PREFACE
How to Do the Laundry

Laundering is easily explained. Indeed, the basic steps of laundering have not changed for at least a century and a half.

Every week or so, when enough of your clothes and linens are soiled to make doing a wash worthwhile, you gather them all together in one place and separate them into loads, or heaps on the floor, of items that can safely receive similar laundering. Paying attention to fiber content and care labels, you sort them according to their color and dye-fastness, the type of cloth they are made of and the way they are made—their sturdiness or fragility—how dirty they are and what the dirt is, and other characteristics, watching out for stains and especially hard-to-remove soil as you go. These difficult spots you treat immediately, either with liquid detergent, a paste of detergent powder and water, or a product specially manufactured for the purpose. Once the loads are separated and stains treated, you wash the clothes in sudsy water that is cool, warm, or hot, depending on the kind of cloth. Sometimes, one or more garments need hand-washing, whether because they are so delicate or because they are not colorfast or are prone to shrinking or for some other reason. Most, however, you wash in your washing machine, one load after another. Then you dry each load, either in your dryer or on a clothesline, drying rack, or hanger. After the laundry is dry, some people will iron wrinkled things smooth. Garments and linens that will not be ironed—all of them, in many households—are hung or folded. All are then replaced in closets and drawers or on shelves, ready to be used again. At regular intervals, you repeat this series of steps—storing, using, gathering, sorting, washing, drying, ironing and folding, restoring. It’s simple.

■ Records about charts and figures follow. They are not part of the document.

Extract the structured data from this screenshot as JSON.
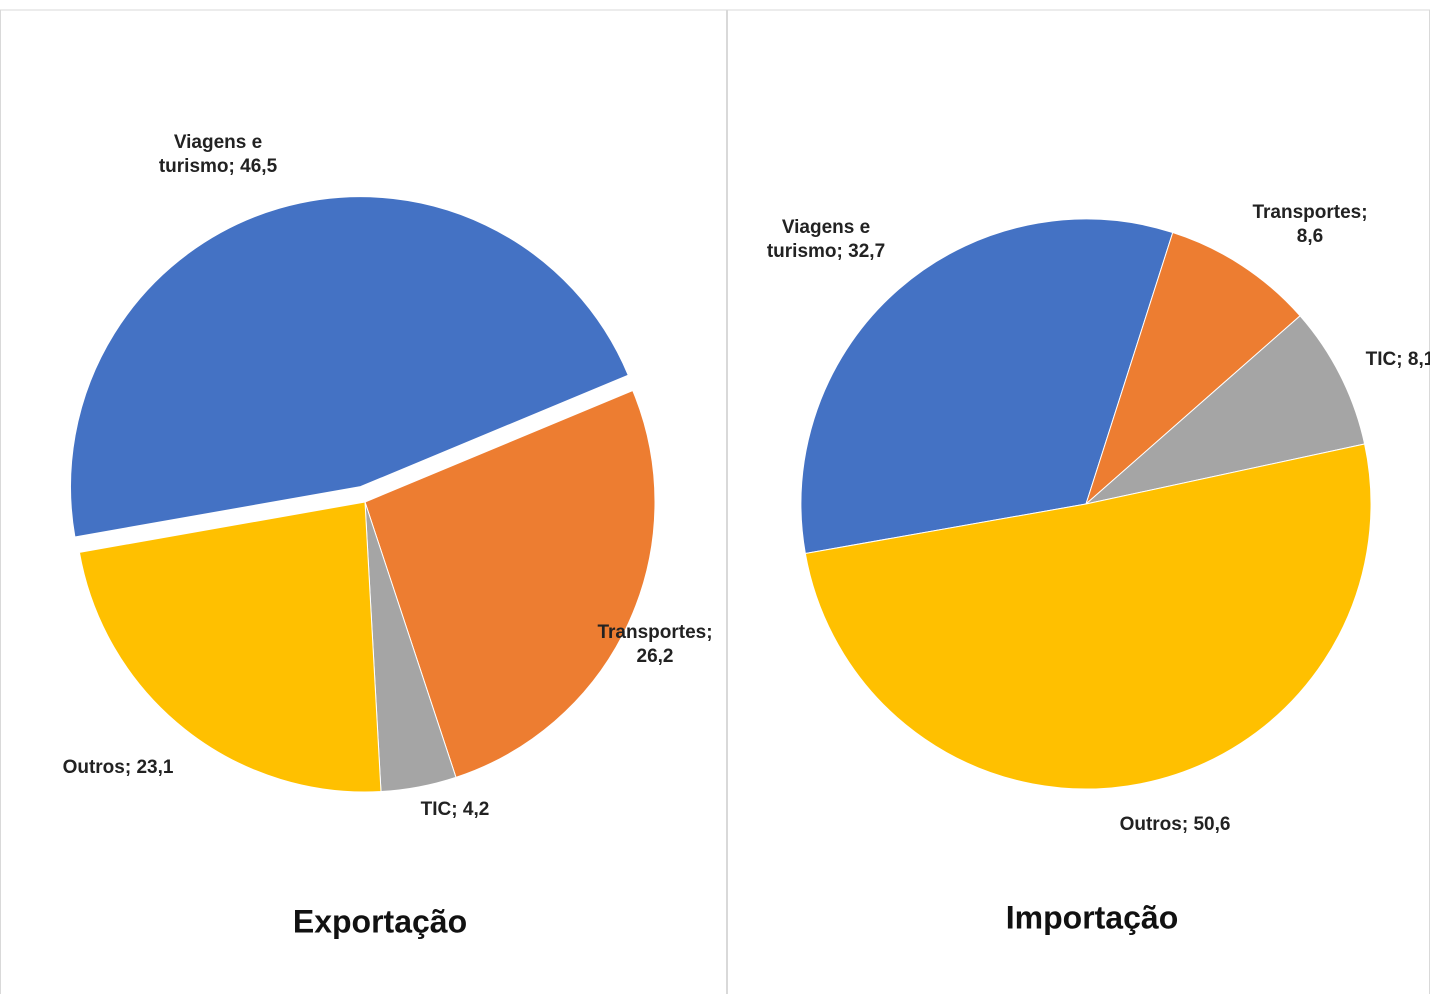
{
  "chart_data": [
    {
      "type": "pie",
      "title": "Exportação",
      "categories": [
        "Viagens e turismo",
        "Transportes",
        "TIC",
        "Outros"
      ],
      "values": [
        46.5,
        26.2,
        4.2,
        23.1
      ],
      "value_labels": [
        "46,5",
        "26,2",
        "4,2",
        "23,1"
      ],
      "label_separator": "; ",
      "colors": [
        "#4472c4",
        "#ed7d31",
        "#a5a5a5",
        "#ffc000"
      ],
      "exploded": [
        0
      ]
    },
    {
      "type": "pie",
      "title": "Importação",
      "categories": [
        "Viagens e turismo",
        "Transportes",
        "TIC",
        "Outros"
      ],
      "values": [
        32.7,
        8.6,
        8.1,
        50.6
      ],
      "value_labels": [
        "32,7",
        "8,6",
        "8,1",
        "50,6"
      ],
      "label_separator": "; ",
      "colors": [
        "#4472c4",
        "#ed7d31",
        "#a5a5a5",
        "#ffc000"
      ],
      "exploded": []
    }
  ]
}
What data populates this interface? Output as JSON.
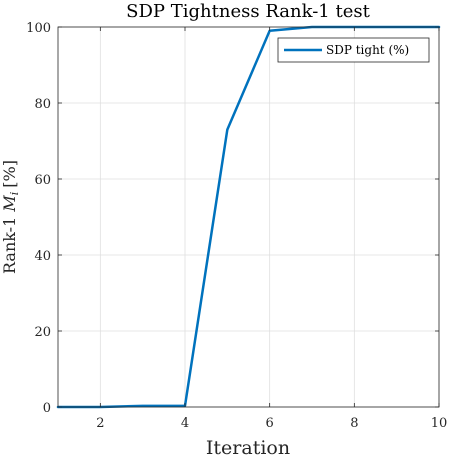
{
  "chart_data": {
    "type": "line",
    "title": "SDP Tightness Rank-1 test",
    "xlabel": "Iteration",
    "ylabel_prefix": "Rank-1",
    "ylabel_var": "M",
    "ylabel_sub": "i",
    "ylabel_suffix": "[%]",
    "xlim": [
      1,
      10
    ],
    "ylim": [
      0,
      100
    ],
    "xticks": [
      2,
      4,
      6,
      8,
      10
    ],
    "yticks": [
      0,
      20,
      40,
      60,
      80,
      100
    ],
    "grid": true,
    "legend_position": "top-right",
    "series": [
      {
        "name": "SDP tight (%)",
        "color": "#0072BD",
        "x": [
          1,
          2,
          3,
          4,
          5,
          6,
          7,
          8,
          9,
          10
        ],
        "y": [
          0,
          0,
          0.3,
          0.3,
          73,
          99,
          100,
          100,
          100,
          100
        ]
      }
    ]
  }
}
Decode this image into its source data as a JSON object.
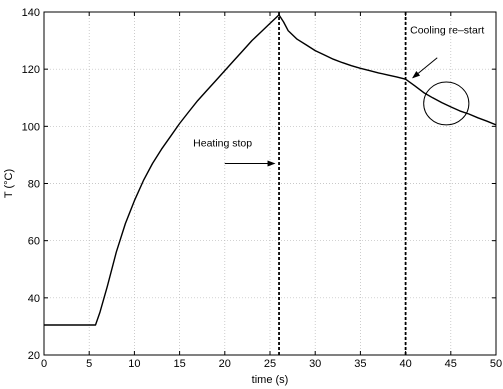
{
  "chart_data": {
    "type": "line",
    "title": "",
    "xlabel": "time (s)",
    "ylabel": "T (°C)",
    "xlim": [
      0,
      50
    ],
    "ylim": [
      20,
      140
    ],
    "xticks": [
      0,
      5,
      10,
      15,
      20,
      25,
      30,
      35,
      40,
      45,
      50
    ],
    "yticks": [
      20,
      40,
      60,
      80,
      100,
      120,
      140
    ],
    "grid": true,
    "series": [
      {
        "color": "#000000",
        "x": [
          0,
          2,
          4,
          5.7,
          6.2,
          7,
          8,
          9,
          10,
          11,
          12,
          13,
          14,
          15,
          16,
          17,
          18,
          19,
          20,
          21,
          22,
          23,
          24,
          25,
          25.5,
          26,
          26.5,
          27,
          28,
          29,
          30,
          31,
          32,
          33,
          34,
          35,
          36,
          37,
          38,
          39,
          40,
          41,
          42,
          43,
          44,
          45,
          46,
          47,
          48,
          49,
          50
        ],
        "y": [
          30.5,
          30.5,
          30.5,
          30.5,
          35,
          44,
          56,
          66,
          74,
          81,
          87,
          92,
          96.5,
          101,
          105,
          109,
          112.5,
          116,
          119.5,
          123,
          126.5,
          130,
          133,
          136,
          137.5,
          139,
          136.5,
          133.5,
          130.5,
          128.5,
          126.5,
          125,
          123.5,
          122.3,
          121.2,
          120.3,
          119.5,
          118.7,
          118,
          117.3,
          116.5,
          114.2,
          111.8,
          110,
          108.3,
          106.8,
          105.4,
          104.3,
          103,
          101.8,
          100.5
        ]
      }
    ],
    "vlines": [
      {
        "x": 26,
        "style": "dashed"
      },
      {
        "x": 40,
        "style": "dashed"
      }
    ],
    "annotations": [
      {
        "text": "Heating stop",
        "arrow_to": {
          "x": 25.5,
          "y": 87
        }
      },
      {
        "text": "Cooling re–start",
        "arrow_to": {
          "x": 40.8,
          "y": 117
        }
      }
    ],
    "ellipse": {
      "cx": 44.5,
      "cy": 108,
      "rx": 2.5,
      "ry": 7.5
    }
  }
}
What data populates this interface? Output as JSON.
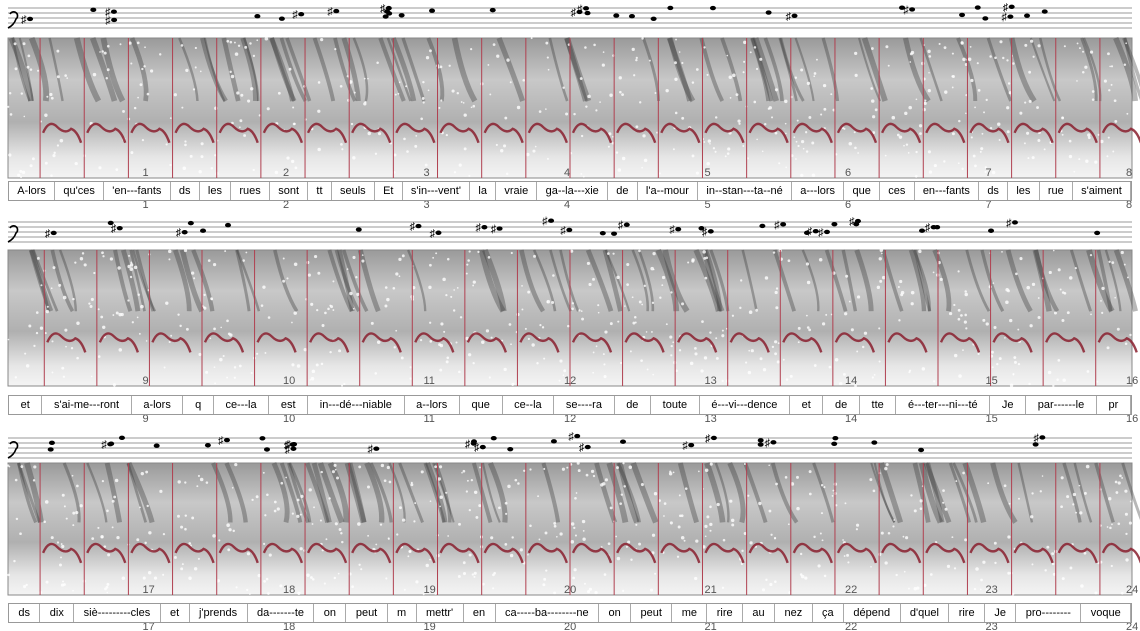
{
  "systems": [
    {
      "markers": [
        "1",
        "2",
        "3",
        "4",
        "5",
        "6",
        "7",
        "8"
      ],
      "lyrics": [
        "A-lors",
        "qu'ces",
        "'en---fants",
        "ds",
        "les",
        "rues",
        "sont",
        "tt",
        "seuls",
        "Et",
        "s'in---vent'",
        "la",
        "vraie",
        "ga--la---xie",
        "de",
        "l'a--mour",
        "in--stan---ta--né",
        "a---lors",
        "que",
        "ces",
        "en---fants",
        "ds",
        "les",
        "rue",
        "s'aiment"
      ]
    },
    {
      "markers": [
        "9",
        "10",
        "11",
        "12",
        "13",
        "14",
        "15",
        "16"
      ],
      "lyrics": [
        "et",
        "s'ai-me---ront",
        "a-lors",
        "q",
        "ce---la",
        "est",
        "in---dé---niable",
        "a--lors",
        "que",
        "ce--la",
        "se----ra",
        "de",
        "toute",
        "é---vi---dence",
        "et",
        "de",
        "tte",
        "é---ter---ni---té",
        "Je",
        "par------le",
        "pr"
      ]
    },
    {
      "markers": [
        "17",
        "18",
        "19",
        "20",
        "21",
        "22",
        "23",
        "24"
      ],
      "lyrics": [
        "ds",
        "dix",
        "siè---------cles",
        "et",
        "j'prends",
        "da-------te",
        "on",
        "peut",
        "m",
        "mettr'",
        "en",
        "ca-----ba--------ne",
        "on",
        "peut",
        "me",
        "rire",
        "au",
        "nez",
        "ça",
        "dépend",
        "d'quel",
        "rire",
        "Je",
        "pro--------",
        "voque"
      ]
    }
  ]
}
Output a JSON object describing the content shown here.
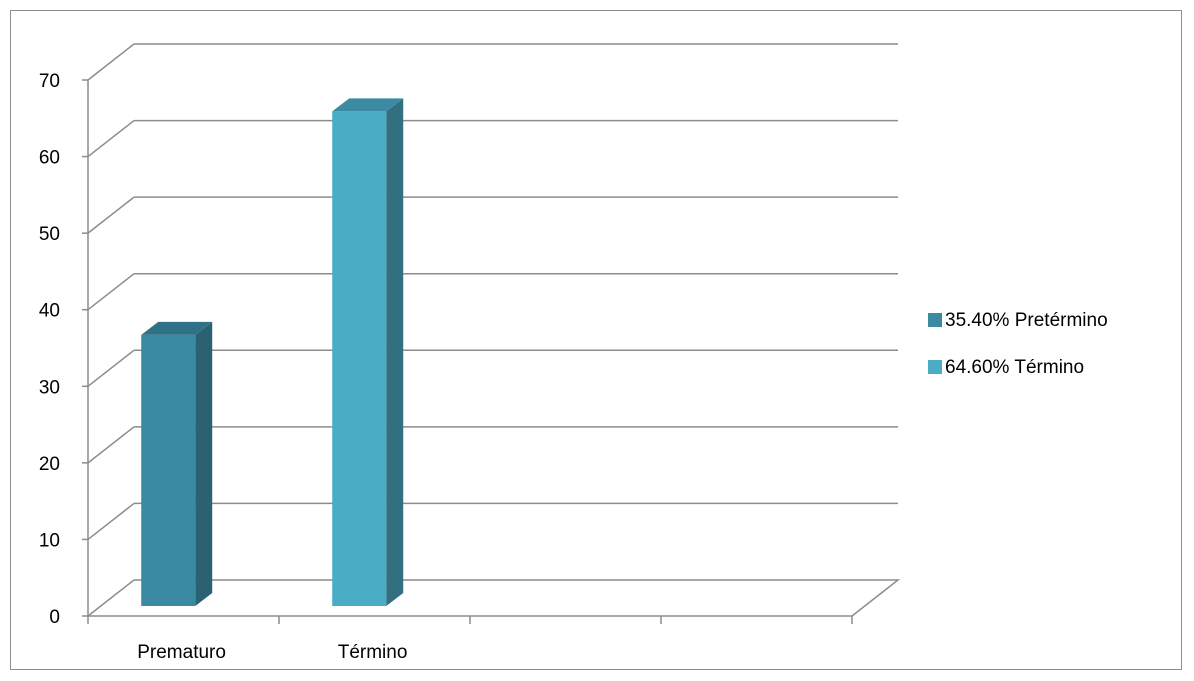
{
  "chart_data": {
    "type": "bar",
    "style": "3d-column",
    "categories": [
      "Prematuro",
      "Término",
      "",
      ""
    ],
    "series": [
      {
        "name": "35.40% Pretérmino",
        "color": "#3a8ba2",
        "side_color": "#2a6273",
        "top_color": "#2f7186",
        "values": [
          35.4,
          null,
          null,
          null
        ]
      },
      {
        "name": "64.60% Término",
        "color": "#4bacc6",
        "side_color": "#326f80",
        "top_color": "#3b8ca2",
        "values": [
          null,
          64.6,
          null,
          null
        ]
      }
    ],
    "title": "",
    "xlabel": "",
    "ylabel": "",
    "ylim": [
      0,
      70
    ],
    "yticks": [
      "0",
      "10",
      "20",
      "30",
      "40",
      "50",
      "60",
      "70"
    ],
    "grid": true,
    "legend_position": "right"
  }
}
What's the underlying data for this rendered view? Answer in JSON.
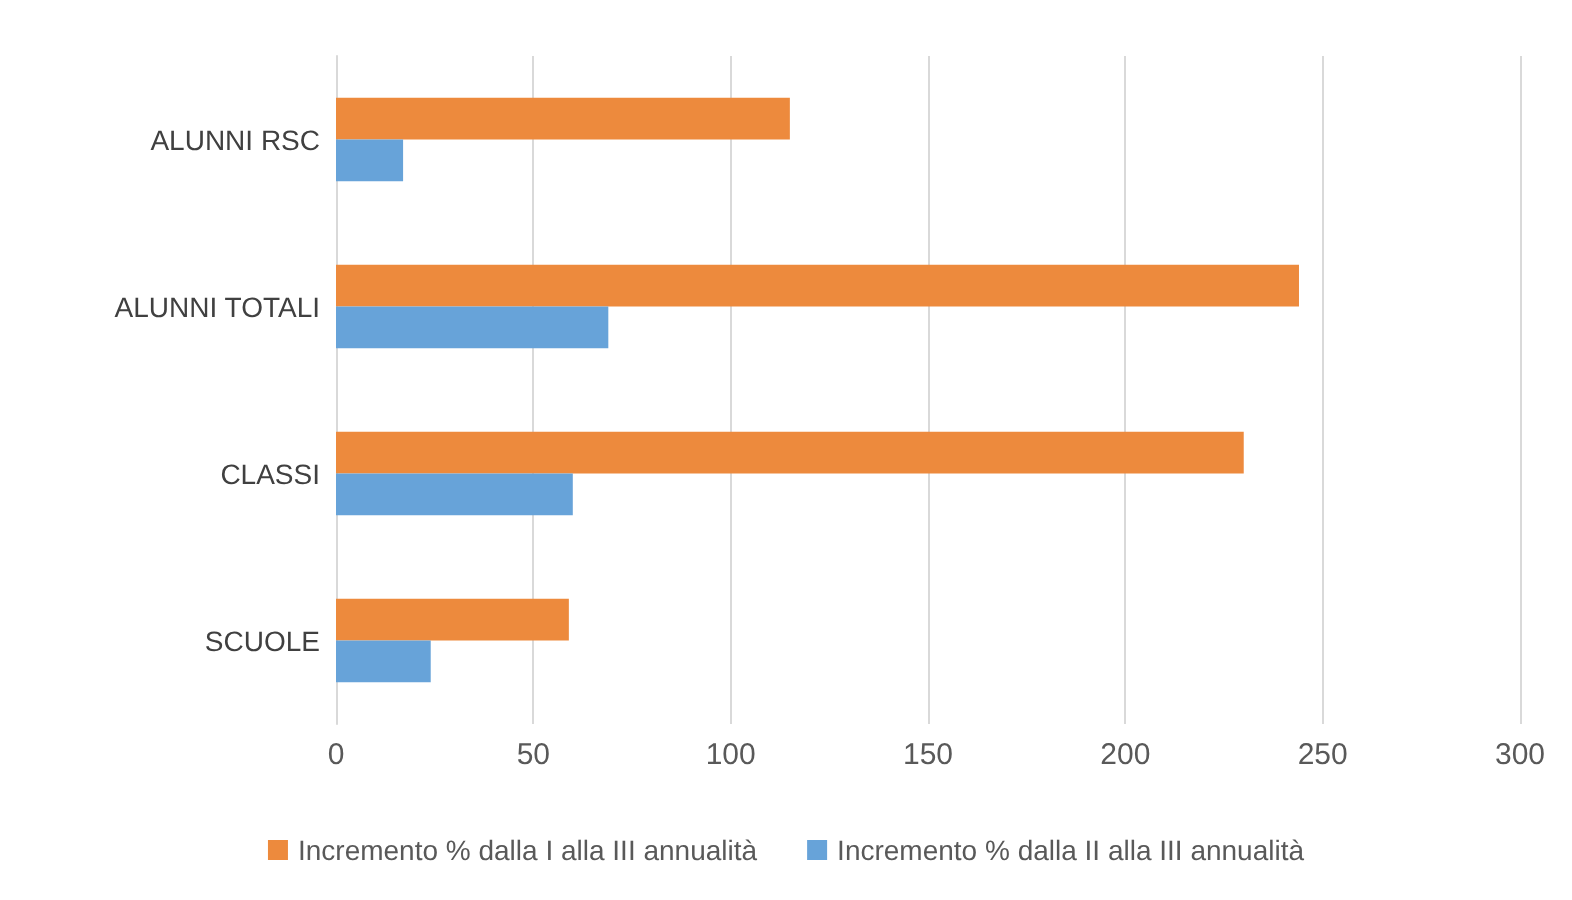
{
  "chart_data": {
    "type": "bar",
    "orientation": "horizontal",
    "categories": [
      "ALUNNI RSC",
      "ALUNNI TOTALI",
      "CLASSI",
      "SCUOLE"
    ],
    "series": [
      {
        "name": "Incremento % dalla I alla III annualità",
        "color": "#ed8a3d",
        "values": [
          115,
          244,
          230,
          59
        ]
      },
      {
        "name": "Incremento % dalla II alla III annualità",
        "color": "#67a3d9",
        "values": [
          17,
          69,
          60,
          24
        ]
      }
    ],
    "xlim": [
      0,
      300
    ],
    "xticks": [
      0,
      50,
      100,
      150,
      200,
      250,
      300
    ],
    "grid": "x",
    "legend": "bottom"
  }
}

Why, then, is this book more than four hundred pages long? Because each of these steps is a place where you can trip. The potential causes and kinds of missteps are remarkably numerous, and there are countless opportunities to fine-tune your methods. The more you know and the greater your experience, the fewer money-, time-, and labor-consuming errors you will make. A book like this cannot confidently claim to have included every fact or technique that someone might look for, but its pages are crammed with facts, some for beginners and others for experts, that will be useful in someone’s laundry. No one needs to know all of them. Many are about fabrics or linens or clothes or laundry facilities completely unlike yours. Some are geared toward standards that are irrelevant to your circumstances or possessions. For just as good cooking includes everything from hamburgers on your grill to Julia Child’s Crêpes Gourées et Flambées, so laundering can be done either in a perfectly satisfying rough-and-ready way or with elegant finesse—or something in between. What is best for your household depends on your own time, resources, needs, tastes, tolerances, goals, and belongings.